Brüksel Abant Ve Kürtler
[10 Aralık 2004 tarihli Referans gazetesinde yayınlandı]
Akşam gazetesi yazarı Güler Kömürcü, Abant Platformu'nda neler konuşulduğunu yazarken, benim, orada "Türkiye, Kürtlere asimilasyon yaptığını kabul etmek zorundadır, mesela dil asimilasyonu. Bunun çözümlenmesi şart artık" dediğimi de belirtmiş. Evet, doğru, buna benzer bir şey söyledim. Ama bundan dolayı dehşete kapılmayı gerektiren bir durum yok...

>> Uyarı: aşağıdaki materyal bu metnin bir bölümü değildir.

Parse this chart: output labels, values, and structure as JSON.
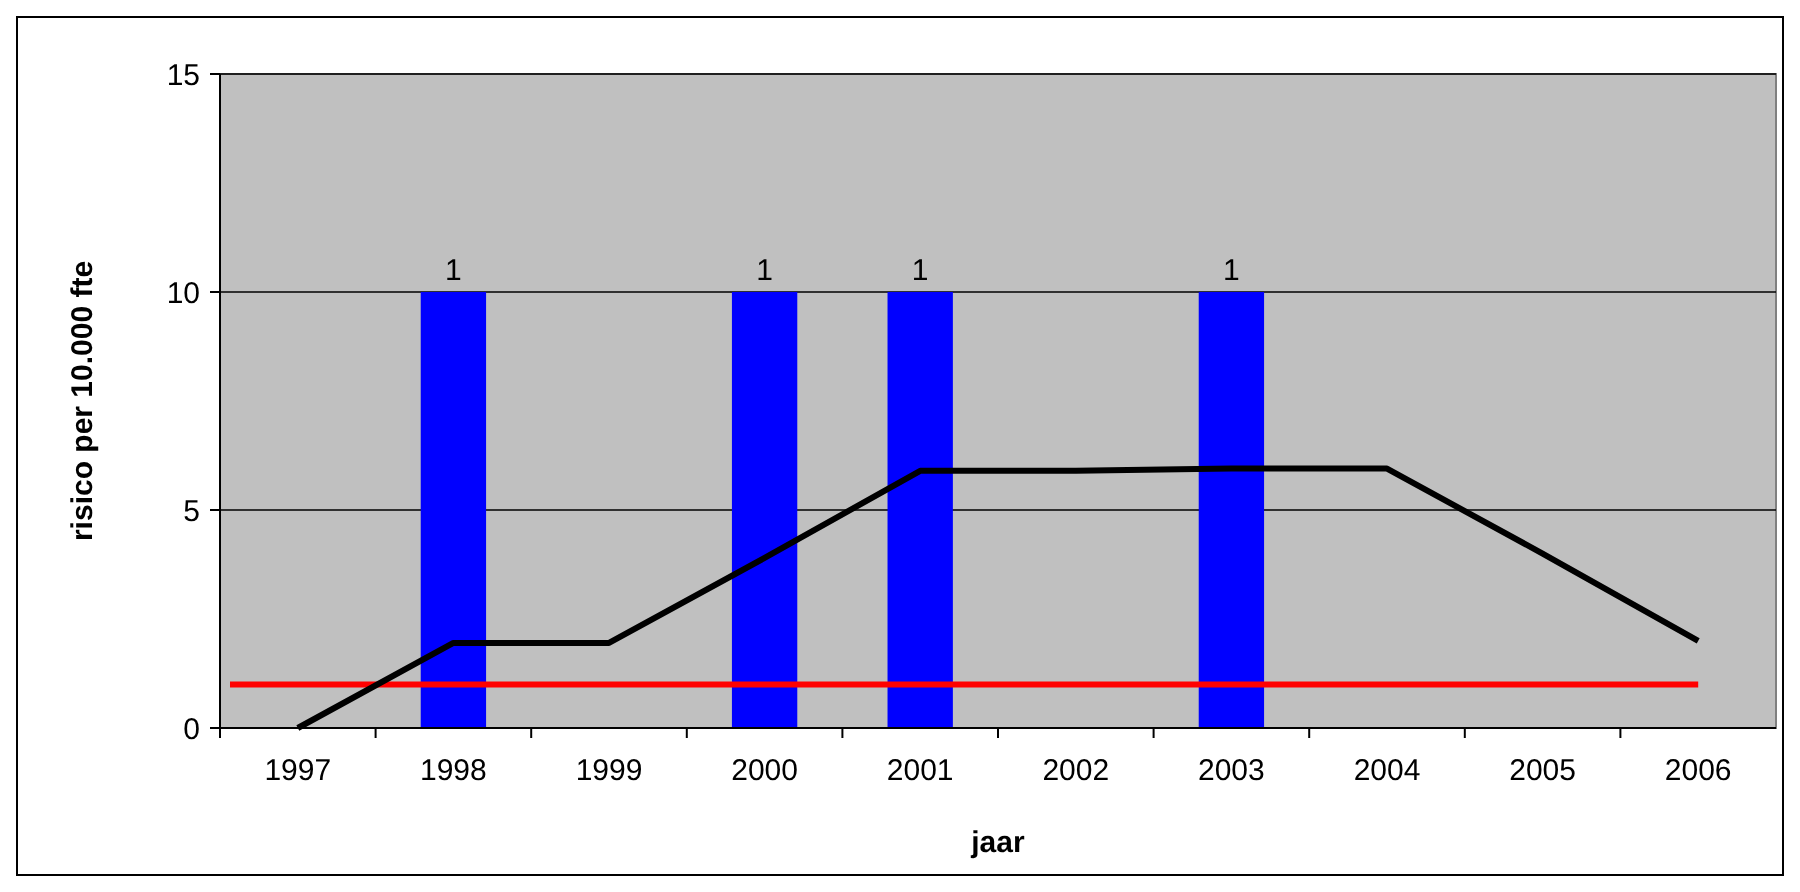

---------------------------
3-4 Aralık tarihlerinde Brüksel'de Avrupa Birliği Parlamentosu'nda düzelenen Abant Platformu, son derece önemli bir toplantıydı. Türkiye'den ve Avrupa'dan gelen 200 katılımcı, AB'ye üyelik sürecimizi ve bununla ilgili konuları entellektüel bir zeminde tartıştı. Ben de konuşmacılardan biri olarak oradaydım.
Brüksel'den sonra doğrudan İsrail'e geçtiğim için, Abant'ın değerlendirmesini bir hafta gecikmeli olarak yazıyorum. İsrail'den bazı önemli notları da önümüzdeki günlerde size aktaracağım.
Türkiye'deki farklı entellektüel eğilimleri bir araya getirip, tümünden güçlü bir "sinerji" oluşturan Abant Platformu, bir önceki zirvesinde Washington D.C.'ye taşınmıştı. Bu kez de çok isabetli bir kararla Avrupa Birliği'nin merkezinde, Brüksel'de toplandı.
İki gün boyunca devam eden toplantıda, Türkiye'nin neden AB'ye tam üye olması gerektiğini anlatan son derece derinlikli yorumların yanında, bu üyeliğe karşı çıkan Avrupalıların da argümanlarını dinledik. Bu argümanları sakin, saygılı ve hoşgörülü şekilde dinlemeye ve akılcı biçimde cevaplandırmaya alışmamız gerekiyor. Bunun eksikliği, çok hafif de olsa, biraz hissedildi Abant'ta...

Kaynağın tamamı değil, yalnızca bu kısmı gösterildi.